Les sociaux-démocrates veulent plus de flexibilité, les économistes sont pour un départ à 70 ans
Berlin Correspondance
Dans le débat sur l'âge légal de départ à la retraite, actuellement fixé à 67 ans, rien ne va plus en Allemagne. Alors que le Parti social-démocrate (SPD) se dispute sur le maintien de l'âge de 65 ans, contre la réforme de 2007 qu'il a lui-même contribué à faire adopter, les instituts économiques sont formels : si l'Allemagne veut continuer à maintenir son système social intact, ses habitants devront à terme travailler jusqu'à... 70 ans.
C'est Sigmar Gabriel, le président du SPD, qui a réveillé la polémique. Dans un entretien télévisé du 9 août, il s'est prononcé pour la remise en question de la loi de 2007, très controversée, qui prévoit une augmentation progressive de l'âge de départ à la retraite à 67 ans à partir de 2012. Le texte laisse une brèche dans laquelle M. Gabriel s'est engouffré : l'entrée en vigueur de la loi est conditionnée par le niveau l'emploi des seniors. Si la part des plus de 60 ans en activité est trop faible, la loi ne pourra entrer en application.
Or seuls 9,9 % des 60-64 ans exercent actuellement une activité professionnelle en Allemagne, selon Sigmar Gabriel. Dans certains métiers pénibles, comme les couvreurs, le taux n'est que de 1,6 %. Il estime nécessaire de retarder de cinq ans l'entrée en vigueur de la réforme. " On ne peut pas punir ceux qui ne peuvent plus travailler au-delà de 65 ans en réduisant de facto leur pension, il faut trouver des moyens d'introduire de la flexibilité entre le travail et la retraite, par exemple par des mesures de temps partiel ", a-t-il déclaré.
M. Gabriel a reçu un large soutien de la part des syndicats, des Verts et du parti de la gauche radicale Die Linke, qui font pression sur les sociaux-démocrates pour qu'ils se prononcent en faveur de l'abrogation de la loi de 2007. Les sociaux-démocrates, qui penchent plutôt pour un aménagement, doivent trancher la question le 22 août.
Mais pour le gouvernement et certains membres du SPD eux-mêmes, dont l'ancien chancelier Gerhard Schroeder, la démarche de Sigmar Gabriel est hasardeuse et purement politique.
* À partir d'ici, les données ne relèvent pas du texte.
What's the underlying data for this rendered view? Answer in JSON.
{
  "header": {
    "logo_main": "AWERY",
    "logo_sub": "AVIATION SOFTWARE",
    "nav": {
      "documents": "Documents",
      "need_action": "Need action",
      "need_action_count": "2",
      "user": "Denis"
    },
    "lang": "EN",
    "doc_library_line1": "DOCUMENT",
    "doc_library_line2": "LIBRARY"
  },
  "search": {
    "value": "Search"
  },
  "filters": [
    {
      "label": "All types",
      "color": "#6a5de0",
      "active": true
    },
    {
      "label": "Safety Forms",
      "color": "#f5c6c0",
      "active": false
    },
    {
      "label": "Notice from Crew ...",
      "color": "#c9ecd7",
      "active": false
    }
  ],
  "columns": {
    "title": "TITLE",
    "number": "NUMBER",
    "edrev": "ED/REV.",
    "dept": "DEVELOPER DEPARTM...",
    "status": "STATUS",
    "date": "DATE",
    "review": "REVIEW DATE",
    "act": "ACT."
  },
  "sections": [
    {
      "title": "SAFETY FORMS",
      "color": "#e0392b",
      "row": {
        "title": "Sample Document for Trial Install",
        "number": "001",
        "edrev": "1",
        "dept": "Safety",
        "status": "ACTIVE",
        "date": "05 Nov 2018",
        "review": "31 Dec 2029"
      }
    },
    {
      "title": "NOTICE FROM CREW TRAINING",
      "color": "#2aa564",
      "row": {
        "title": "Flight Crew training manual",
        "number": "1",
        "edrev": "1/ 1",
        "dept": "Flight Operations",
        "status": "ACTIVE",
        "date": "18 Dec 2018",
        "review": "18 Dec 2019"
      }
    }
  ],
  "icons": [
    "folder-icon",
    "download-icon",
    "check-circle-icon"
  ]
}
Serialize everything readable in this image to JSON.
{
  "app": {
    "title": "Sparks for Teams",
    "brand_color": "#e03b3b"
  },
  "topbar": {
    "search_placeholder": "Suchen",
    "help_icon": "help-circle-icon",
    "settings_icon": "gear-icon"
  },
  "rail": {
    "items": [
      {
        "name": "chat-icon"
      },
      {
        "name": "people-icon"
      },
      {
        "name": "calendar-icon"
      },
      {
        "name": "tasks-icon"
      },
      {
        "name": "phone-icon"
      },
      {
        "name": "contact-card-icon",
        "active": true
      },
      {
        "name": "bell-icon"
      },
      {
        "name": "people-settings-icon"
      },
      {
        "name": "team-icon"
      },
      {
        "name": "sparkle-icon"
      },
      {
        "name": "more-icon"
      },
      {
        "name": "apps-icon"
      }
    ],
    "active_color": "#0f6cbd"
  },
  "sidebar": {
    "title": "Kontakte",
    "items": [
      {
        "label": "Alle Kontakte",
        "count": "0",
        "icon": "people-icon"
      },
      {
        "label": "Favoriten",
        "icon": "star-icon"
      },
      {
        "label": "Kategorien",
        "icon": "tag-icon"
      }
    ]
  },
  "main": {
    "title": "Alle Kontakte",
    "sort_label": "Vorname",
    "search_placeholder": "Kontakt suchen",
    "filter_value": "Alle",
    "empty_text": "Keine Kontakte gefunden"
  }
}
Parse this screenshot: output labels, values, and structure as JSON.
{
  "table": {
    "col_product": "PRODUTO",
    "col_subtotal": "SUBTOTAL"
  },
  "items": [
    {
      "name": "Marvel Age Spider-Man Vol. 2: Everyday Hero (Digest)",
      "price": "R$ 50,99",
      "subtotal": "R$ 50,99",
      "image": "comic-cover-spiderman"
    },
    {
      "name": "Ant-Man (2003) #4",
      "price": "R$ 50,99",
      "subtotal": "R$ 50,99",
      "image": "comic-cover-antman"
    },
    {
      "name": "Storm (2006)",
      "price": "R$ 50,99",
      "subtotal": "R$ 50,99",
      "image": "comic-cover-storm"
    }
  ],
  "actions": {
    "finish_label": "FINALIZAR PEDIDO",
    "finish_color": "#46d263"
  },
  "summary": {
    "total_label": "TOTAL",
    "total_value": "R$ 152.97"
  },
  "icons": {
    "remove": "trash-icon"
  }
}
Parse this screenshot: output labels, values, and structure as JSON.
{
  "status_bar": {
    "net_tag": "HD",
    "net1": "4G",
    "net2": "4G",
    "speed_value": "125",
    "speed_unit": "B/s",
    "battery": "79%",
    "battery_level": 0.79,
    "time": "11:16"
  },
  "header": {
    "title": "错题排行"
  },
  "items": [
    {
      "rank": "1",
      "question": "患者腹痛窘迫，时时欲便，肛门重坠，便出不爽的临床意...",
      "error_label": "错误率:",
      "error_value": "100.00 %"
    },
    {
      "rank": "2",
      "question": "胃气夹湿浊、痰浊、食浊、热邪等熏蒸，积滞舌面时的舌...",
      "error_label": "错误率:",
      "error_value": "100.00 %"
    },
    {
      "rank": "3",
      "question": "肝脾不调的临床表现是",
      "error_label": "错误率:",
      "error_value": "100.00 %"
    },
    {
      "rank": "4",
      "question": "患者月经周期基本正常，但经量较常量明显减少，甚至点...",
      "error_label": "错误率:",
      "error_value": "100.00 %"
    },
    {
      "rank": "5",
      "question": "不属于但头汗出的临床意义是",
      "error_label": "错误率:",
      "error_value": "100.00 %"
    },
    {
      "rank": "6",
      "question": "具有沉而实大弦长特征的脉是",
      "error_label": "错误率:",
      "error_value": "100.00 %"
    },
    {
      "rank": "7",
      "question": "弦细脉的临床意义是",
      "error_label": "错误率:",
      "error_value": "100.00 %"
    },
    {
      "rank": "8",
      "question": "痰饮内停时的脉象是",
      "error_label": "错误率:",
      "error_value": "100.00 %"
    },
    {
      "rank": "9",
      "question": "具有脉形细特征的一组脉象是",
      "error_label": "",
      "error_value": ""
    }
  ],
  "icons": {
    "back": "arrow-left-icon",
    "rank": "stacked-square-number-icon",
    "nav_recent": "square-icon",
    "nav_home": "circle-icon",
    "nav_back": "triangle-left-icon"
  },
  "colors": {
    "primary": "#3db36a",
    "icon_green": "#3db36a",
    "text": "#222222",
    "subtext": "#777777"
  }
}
La réalité est là : la population allemande vieillit. Le faible taux de natalité et l'augmentation de l'espérance de vie creusent sans cesse l'écart entre les cotisants et les retraités. Si, aujourd'hui, 33 retraités se partagent les cotisations de 100 actifs, dans cinquante ans, ils seront deux fois plus nombreux.
Du côté des économistes, on s'inquiète des conséquences d'un débat considéré comme déjà dépassé. Les directeurs de deux grands instituts économiques de renom se sont carrément prononcés pour la mise en place progressive d'une retraite à 70 ans, appuyant les recommandations de la Commission européenne. Pour Michael Hüther, directeur de l'institut économique de Cologne, " il faut être aveugle pour ne pas voir les conséquences du vieillissement de la population ". Il plaide pour plus de flexibilité et estime que de nombreux secteur de l'économie, qui souffrent déjà d'un manque de personnel qualifié, ne pourront à terme se passer des travailleurs très expérimentés.
En raison de la loi sur les retraites, qui prévoit que les pensions ne soient pas indexées sur la croissance, l'Etat fédéral contribue largement au financement d'un système déjà déficitaire. En 2010, cette subvention atteindra le niveau record de 80,8 milliards d'euros.
A terme, les experts estiment inévitable une augmentation des cotisations. Les jeunes Allemands semblent avoir déjà intégré cette donnée : selon une étude récente, les 15-25 ans épargnent significativement plus que la moyenne de la population - y compris pour leur retraite.